Total non-interest expense was $4.4 million higher in 2013 compared to 2012 and $234,000 lower in the fourth quarter of 2013 compared to the fourth quarter of 2012. The increase in 2013 compared to the previous year was primarily due to an increase in salaries and employee benefits costs as well as other expenses. In addition, some of the increase in 2013 compared to 2012 was also related to the Heartland acquisition as 2013 was the first full year following the completion of the transaction. The decrease in the fourth quarter of 2013 compared to the same period in 2012 was primarily due to decreases in professional fees, loan expenses and other expenses which were partially offset by increases in salaries and other losses.
Dwight concluded: “We are delighted to close out Horizon’s 140th year by achieving record results, which were only possible as a result of the hard work and dedication of our outstanding group of employees. We intend to build on this past success by remaining focused on our four balanced revenue streams, targeting growth in Indiana and Michigan, improving productivity and building shareholder value.”
Horizon Bancorp is a locally owned, independent, commercial bank holding company serving Northern and Central Indiana and Southwest Michigan through its commercial banking subsidiary Horizon Bank, NA. Horizon also offers mortgage-banking services throughout the Midwest. Horizon Bancorp may be reached online at www.horizonbank.com. Its common stock is traded on the NASDAQ Global Market under the symbol HBNC.

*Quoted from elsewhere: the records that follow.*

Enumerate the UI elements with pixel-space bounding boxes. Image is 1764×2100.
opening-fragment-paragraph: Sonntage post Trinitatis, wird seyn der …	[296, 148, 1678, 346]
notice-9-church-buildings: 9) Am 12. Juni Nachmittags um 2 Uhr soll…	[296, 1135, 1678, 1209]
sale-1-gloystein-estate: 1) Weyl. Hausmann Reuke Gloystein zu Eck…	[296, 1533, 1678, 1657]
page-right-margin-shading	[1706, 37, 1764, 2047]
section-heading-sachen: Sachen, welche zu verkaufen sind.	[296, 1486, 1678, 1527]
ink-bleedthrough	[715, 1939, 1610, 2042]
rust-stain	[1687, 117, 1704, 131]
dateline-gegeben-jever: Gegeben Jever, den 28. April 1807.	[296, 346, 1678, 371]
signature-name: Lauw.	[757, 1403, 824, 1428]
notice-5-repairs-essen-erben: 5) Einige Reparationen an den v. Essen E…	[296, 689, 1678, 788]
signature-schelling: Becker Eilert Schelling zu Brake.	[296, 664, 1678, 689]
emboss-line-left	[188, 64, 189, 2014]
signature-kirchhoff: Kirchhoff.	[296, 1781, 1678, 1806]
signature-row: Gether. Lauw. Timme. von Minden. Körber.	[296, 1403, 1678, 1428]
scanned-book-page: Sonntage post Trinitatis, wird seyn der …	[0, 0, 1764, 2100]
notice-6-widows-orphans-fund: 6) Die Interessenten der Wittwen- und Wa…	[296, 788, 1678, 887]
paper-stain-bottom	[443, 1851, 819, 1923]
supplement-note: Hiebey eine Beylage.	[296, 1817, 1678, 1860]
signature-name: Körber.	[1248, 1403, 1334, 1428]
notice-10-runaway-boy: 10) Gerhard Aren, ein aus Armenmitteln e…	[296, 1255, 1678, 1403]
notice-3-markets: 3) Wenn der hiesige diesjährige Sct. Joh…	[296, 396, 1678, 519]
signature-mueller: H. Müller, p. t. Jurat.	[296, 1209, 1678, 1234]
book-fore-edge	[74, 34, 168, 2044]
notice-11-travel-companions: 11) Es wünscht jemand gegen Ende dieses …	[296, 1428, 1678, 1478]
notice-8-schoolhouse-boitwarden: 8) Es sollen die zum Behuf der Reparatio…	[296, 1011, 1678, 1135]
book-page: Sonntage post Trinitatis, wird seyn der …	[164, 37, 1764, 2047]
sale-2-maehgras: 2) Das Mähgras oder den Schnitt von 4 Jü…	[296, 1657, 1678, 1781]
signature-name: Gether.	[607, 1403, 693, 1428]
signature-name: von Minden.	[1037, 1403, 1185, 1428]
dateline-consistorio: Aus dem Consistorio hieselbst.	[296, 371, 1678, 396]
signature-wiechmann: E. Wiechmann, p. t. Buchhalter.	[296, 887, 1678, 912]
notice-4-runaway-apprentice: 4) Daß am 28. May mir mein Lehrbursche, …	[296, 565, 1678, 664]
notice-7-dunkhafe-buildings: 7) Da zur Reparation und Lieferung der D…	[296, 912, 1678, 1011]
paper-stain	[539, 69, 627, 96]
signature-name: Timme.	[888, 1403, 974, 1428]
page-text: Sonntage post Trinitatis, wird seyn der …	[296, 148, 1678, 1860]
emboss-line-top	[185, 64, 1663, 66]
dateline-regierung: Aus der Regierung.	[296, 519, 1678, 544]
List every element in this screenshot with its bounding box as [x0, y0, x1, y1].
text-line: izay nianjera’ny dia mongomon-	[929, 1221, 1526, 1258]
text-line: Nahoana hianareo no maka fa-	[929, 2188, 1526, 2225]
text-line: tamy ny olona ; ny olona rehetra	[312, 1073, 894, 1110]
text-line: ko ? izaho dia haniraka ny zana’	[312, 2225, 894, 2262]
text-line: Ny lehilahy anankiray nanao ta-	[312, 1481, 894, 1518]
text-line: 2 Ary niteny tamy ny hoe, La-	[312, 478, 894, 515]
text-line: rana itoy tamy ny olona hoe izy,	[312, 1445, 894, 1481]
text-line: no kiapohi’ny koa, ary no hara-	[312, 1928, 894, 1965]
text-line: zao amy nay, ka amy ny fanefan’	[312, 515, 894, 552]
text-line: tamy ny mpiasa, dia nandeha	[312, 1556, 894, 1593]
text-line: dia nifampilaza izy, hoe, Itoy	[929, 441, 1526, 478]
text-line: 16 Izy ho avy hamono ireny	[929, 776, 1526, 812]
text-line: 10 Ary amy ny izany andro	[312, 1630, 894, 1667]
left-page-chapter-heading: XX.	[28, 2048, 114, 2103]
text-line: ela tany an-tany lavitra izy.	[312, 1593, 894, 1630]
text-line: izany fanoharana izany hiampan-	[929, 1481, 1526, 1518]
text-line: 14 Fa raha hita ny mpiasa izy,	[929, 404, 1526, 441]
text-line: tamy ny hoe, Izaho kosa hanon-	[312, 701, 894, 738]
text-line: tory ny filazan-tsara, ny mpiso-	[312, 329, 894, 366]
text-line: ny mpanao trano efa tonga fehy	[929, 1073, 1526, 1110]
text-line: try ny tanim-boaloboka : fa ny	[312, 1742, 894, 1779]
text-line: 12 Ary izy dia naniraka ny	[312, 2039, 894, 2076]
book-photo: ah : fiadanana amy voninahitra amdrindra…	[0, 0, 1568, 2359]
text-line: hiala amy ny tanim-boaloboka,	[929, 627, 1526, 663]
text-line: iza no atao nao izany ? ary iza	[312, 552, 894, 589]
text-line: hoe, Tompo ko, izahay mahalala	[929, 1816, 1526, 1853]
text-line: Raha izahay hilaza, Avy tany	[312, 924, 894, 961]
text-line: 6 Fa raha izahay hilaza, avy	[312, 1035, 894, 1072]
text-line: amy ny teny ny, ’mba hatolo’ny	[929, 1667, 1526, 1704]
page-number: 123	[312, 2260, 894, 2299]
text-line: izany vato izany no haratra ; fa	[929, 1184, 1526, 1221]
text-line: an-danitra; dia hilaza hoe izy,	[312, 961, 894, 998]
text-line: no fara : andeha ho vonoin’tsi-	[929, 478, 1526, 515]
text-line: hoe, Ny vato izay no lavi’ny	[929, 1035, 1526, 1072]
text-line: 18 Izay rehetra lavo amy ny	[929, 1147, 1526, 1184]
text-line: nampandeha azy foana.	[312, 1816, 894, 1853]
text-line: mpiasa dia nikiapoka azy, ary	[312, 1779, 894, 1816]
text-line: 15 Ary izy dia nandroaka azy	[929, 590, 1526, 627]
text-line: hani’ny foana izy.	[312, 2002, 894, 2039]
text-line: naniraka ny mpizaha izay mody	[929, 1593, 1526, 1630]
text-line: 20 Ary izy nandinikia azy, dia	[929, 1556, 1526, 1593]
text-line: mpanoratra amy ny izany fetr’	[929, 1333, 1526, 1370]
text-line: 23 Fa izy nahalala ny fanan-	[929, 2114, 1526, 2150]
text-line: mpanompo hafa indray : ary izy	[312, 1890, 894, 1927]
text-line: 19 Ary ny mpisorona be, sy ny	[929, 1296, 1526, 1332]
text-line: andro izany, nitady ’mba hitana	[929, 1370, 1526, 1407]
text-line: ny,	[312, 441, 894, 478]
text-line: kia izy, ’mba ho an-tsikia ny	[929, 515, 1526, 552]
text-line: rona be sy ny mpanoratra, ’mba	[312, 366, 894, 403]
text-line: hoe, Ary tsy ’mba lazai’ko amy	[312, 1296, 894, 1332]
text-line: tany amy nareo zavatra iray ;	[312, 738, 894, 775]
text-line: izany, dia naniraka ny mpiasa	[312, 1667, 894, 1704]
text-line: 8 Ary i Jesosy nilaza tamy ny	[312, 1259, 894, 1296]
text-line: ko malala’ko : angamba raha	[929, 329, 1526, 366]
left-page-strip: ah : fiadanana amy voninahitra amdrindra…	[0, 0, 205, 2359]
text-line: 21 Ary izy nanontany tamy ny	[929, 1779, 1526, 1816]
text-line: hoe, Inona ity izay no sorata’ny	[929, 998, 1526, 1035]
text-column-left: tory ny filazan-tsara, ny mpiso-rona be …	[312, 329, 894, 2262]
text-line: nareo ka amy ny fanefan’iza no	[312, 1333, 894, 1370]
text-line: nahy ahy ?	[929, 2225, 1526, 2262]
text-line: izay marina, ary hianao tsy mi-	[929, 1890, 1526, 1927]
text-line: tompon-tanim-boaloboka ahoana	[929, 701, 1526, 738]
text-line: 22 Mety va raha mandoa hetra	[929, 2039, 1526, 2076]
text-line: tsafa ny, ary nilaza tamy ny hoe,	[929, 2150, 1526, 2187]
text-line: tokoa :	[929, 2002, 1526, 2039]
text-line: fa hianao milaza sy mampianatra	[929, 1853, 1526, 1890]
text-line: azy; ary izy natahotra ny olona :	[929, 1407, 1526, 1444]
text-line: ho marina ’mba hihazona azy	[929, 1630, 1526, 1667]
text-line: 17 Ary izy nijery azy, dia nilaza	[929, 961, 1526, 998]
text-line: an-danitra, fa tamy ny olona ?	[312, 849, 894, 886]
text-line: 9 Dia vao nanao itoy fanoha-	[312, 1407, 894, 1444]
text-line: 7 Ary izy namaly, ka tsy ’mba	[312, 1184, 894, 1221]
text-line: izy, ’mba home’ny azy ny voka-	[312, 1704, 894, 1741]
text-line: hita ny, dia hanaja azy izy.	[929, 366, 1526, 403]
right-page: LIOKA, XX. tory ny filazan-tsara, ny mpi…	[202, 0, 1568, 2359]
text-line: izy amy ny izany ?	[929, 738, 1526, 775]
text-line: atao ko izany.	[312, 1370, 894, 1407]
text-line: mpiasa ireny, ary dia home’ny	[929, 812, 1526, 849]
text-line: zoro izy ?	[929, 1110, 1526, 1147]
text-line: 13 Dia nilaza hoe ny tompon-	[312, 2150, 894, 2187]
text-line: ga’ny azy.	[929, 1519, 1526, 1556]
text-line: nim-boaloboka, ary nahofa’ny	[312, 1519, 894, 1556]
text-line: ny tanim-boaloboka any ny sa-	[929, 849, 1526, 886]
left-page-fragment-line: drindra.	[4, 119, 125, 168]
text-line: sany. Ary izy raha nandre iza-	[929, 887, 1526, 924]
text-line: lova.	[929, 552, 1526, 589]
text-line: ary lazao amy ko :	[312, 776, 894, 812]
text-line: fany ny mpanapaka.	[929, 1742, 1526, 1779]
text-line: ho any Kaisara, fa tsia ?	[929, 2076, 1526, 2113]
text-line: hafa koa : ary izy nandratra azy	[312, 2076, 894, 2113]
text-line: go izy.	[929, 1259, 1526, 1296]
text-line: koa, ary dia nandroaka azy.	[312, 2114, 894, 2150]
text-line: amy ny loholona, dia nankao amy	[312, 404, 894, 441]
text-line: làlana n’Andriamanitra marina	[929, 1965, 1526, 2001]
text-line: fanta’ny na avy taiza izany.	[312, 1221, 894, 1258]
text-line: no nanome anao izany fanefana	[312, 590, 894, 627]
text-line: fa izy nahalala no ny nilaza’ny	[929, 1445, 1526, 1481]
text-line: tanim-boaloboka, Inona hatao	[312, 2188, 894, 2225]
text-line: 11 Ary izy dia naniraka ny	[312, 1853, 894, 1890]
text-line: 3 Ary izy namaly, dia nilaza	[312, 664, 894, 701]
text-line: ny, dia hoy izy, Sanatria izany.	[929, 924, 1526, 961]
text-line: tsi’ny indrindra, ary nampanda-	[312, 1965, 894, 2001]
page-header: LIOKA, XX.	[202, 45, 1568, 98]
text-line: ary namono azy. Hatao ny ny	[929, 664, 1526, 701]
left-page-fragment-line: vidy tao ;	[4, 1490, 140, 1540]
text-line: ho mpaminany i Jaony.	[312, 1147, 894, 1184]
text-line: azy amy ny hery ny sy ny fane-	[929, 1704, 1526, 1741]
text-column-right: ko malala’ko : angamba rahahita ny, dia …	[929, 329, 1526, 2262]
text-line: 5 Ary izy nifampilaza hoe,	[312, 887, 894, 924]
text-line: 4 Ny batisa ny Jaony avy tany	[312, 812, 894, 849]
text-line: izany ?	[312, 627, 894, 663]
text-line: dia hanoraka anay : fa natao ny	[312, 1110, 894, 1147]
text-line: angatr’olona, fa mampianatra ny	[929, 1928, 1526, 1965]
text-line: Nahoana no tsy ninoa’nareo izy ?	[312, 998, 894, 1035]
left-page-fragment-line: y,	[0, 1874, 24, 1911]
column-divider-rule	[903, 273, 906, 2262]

This press release may contain forward-looking statements regarding the financial performance, business prospects, growth and operating strategies of Horizon. For these statements, Horizon claims the protections of the safe harbor for forward-looking statements contained in the Private Securities Litigation Reform Act of 1995. Statements in this press release should be considered in conjunction with the other information available about Horizon, including the information in the filings we make with the Securities and Exchange Commission. Forward-looking statements provide current expectations or forecasts of future events and are not guarantees of future performance. The forward-looking statements are based on management’s expectations and are subject to a number of risks and uncertainties. We have tried, wherever possible, to identify such statements by using words such as “anticipate,” “estimate,” “project,” “intend,” “plan,” “believe,” “will” and similar expressions in connection with any discussion of future operating or financial performance. Although management believes that the expectations reflected in such forward-looking statements are reasonable, actual results may differ materially from those expressed or implied in such statements. Risks and uncertainties that could cause actual results to differ materially include risk factors relating to the banking industry and the other factors detailed from time to time in Horizon’s reports filed with the Securities and Exchange Commission, including those described in “Item 1A Risk Factors” of Part I of Horizon’s Annual Report on Form 10-K for the fiscal year ended
December 31, 2012. Undue reliance should not be placed on the forward-looking statements, which speak only as of the date hereof. Horizon does not undertake, and specifically disclaims any obligation, to publicly release the result of any revisions that may be made to update any forward-looking statement to reflect the events or circumstances after the date on which the forward-looking statement is made, or reflect the occurrence of unanticipated events, except to the extent required by law.